Venler, oksijene edilmiş kanı oksijenli kanla değiştirdikten sonra kılcal damarlardan kan alır. Damarlar daha sonra atık zengini kanı tekrar kalbe geri taşır, bu da transfer için tekrar oksijenlenme sürecinden geçer. Damarlarda ayrıca kanın bir yönde akmasını sağlayan ve geriye doğru akışı ortadan kaldıran son tabakanın içinde valfler bulunur. Damarlar vücutta önemli bir rol oynar, çünkü yerçekimi akışına karşı da çalışması gerekir. Kalbin altındaki vücut, kanın yerçekim kuvvetine karşı geri akması için fazladan bir dayanak gerektirir.
Kılcal damarlar vücuttaki en küçük kan damarlarıdır. Kılcal damarlardaki endotel astarları aslında sadece bir hücre kalınlığındadır. Onlar mikro sirkülasyonun parçalarıdır. Kılcal damarlar çapı 5-10 measurem arasındadır. Damarlardan çok daha ince ve kırılgandırlar. Aslında o kadar dardırlar ki, kan hücrelerinin içinden geçmek için tek bir dosyaya seyahat etmeleri gerekir.
Bir kılcalın ana işlevi damarları ve arterleri bağlamaktır. Kan damarlardan damarlara kılcal damarlardan akarken, kan ve dokular arasında atık kimyasal maddelerin yanı sıra su, oksijen, karbon dioksit ve diğer besin maddelerinin değişimini de kolaylaştırır. Kılcal yataklar organları örter. Kılcal kısımlar ayrıca aşırı ısının dağılmasını da içerir. Vücudun bir alanı aşırı ısındığında, kılcal damarlar kanda bulunan ısıyı çevresindeki dokulara salıverir. Bu, çevre dokularda kırmızı, kızarık bir görünüm alarak sonuçlanır.

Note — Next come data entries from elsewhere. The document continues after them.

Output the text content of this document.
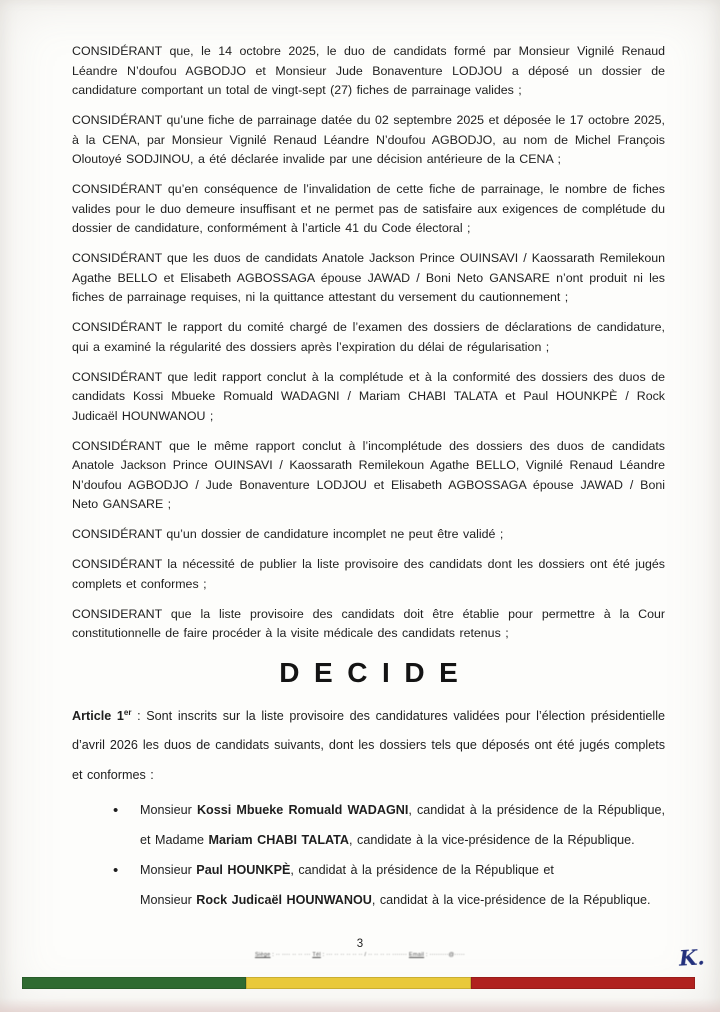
CONSIDÉRANT que, le 14 octobre 2025, le duo de candidats formé par Monsieur Vignilé Renaud Léandre N’doufou AGBODJO et Monsieur Jude Bonaventure LODJOU a déposé un dossier de candidature comportant un total de vingt-sept (27) fiches de parrainage valides ;

CONSIDÉRANT qu’une fiche de parrainage datée du 02 septembre 2025 et déposée le 17 octobre 2025, à la CENA, par Monsieur Vignilé Renaud Léandre N’doufou AGBODJO, au nom de Michel François Oloutoyé SODJINOU, a été déclarée invalide par une décision antérieure de la CENA ;

CONSIDÉRANT qu’en conséquence de l’invalidation de cette fiche de parrainage, le nombre de fiches valides pour le duo demeure insuffisant et ne permet pas de satisfaire aux exigences de complétude du dossier de candidature, conformément à l’article 41 du Code électoral ;

CONSIDÉRANT que les duos de candidats Anatole Jackson Prince OUINSAVI / Kaossarath Remilekoun Agathe BELLO et Elisabeth AGBOSSAGA épouse JAWAD / Boni Neto GANSARE n’ont produit ni les fiches de parrainage requises, ni la quittance attestant du versement du cautionnement ;

CONSIDÉRANT le rapport du comité chargé de l’examen des dossiers de déclarations de candidature, qui a examiné la régularité des dossiers après l’expiration du délai de régularisation ;

CONSIDÉRANT que ledit rapport conclut à la complétude et à la conformité des dossiers des duos de candidats Kossi Mbueke Romuald WADAGNI / Mariam CHABI TALATA et Paul HOUNKPÈ / Rock Judicaël HOUNWANOU ;

CONSIDÉRANT que le même rapport conclut à l’incomplétude des dossiers des duos de candidats Anatole Jackson Prince OUINSAVI / Kaossarath Remilekoun Agathe BELLO, Vignilé Renaud Léandre N’doufou AGBODJO / Jude Bonaventure LODJOU et Elisabeth AGBOSSAGA épouse JAWAD / Boni Neto GANSARE ;

CONSIDÉRANT qu’un dossier de candidature incomplet ne peut être validé ;

CONSIDÉRANT la nécessité de publier la liste provisoire des candidats dont les dossiers ont été jugés complets et conformes ;

CONSIDERANT que la liste provisoire des candidats doit être établie pour permettre à la Cour constitutionnelle de faire procéder à la visite médicale des candidats retenus ;

DECIDE

Article 1er : Sont inscrits sur la liste provisoire des candidatures validées pour l’élection présidentielle d’avril 2026 les duos de candidats suivants, dont les dossiers tels que déposés ont été jugés complets et conformes :

• Monsieur Kossi Mbueke Romuald WADAGNI, candidat à la présidence de la République, et Madame Mariam CHABI TALATA, candidate à la vice-présidence de la République.
• Monsieur Paul HOUNKPÈ, candidat à la présidence de la République et
Monsieur Rock Judicaël HOUNWANOU, candidat à la vice-présidence de la République.
3
Siège : ·· ···· ·· ·· ··· Tél : ··· ·· ·· ·· ·· ·· / ·· ·· ·· ·· ······· Email : ·········@·····	K.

Üç ana kılcal damar tipi vardır:
- Sürekli - Endotel hücreleri kesintisiz bir astar sağlar ve sadece su ve iyonlar gibi küçük moleküllerin sıkı bağlantılardan yayılmasına izin verir. Bu, hücreler arası yarıklar olarak adlandırılan birleştirilmemiş zarların boşluklarını bırakır.
- Fenestre - Bu kılcal damarların endotel hücrelerinde küçük moleküller ve sınırlı miktarda proteinin yayılmasına izin veren gözenekleri vardır.
- Sinüzoidal - Kırmızı ve beyaz kan hücrelerinin ve çeşitli serum proteinlerinin geçmesini kolaylaştırmak için endotelde daha büyük açıklıklara sahip özel tipte bir fenestre kılcal damar tipi. Öncelikle kemik iliğinde, lenf bezlerinde ve adrenal bezinde bulunur. Hücreler arasında sıkı bağlanmayan süreksiz sinüzoidal kılcal damarlar karaciğerde ve dalakta bulunur, burada hücre ve malzemelerin daha fazla hareket etmesi gerekir.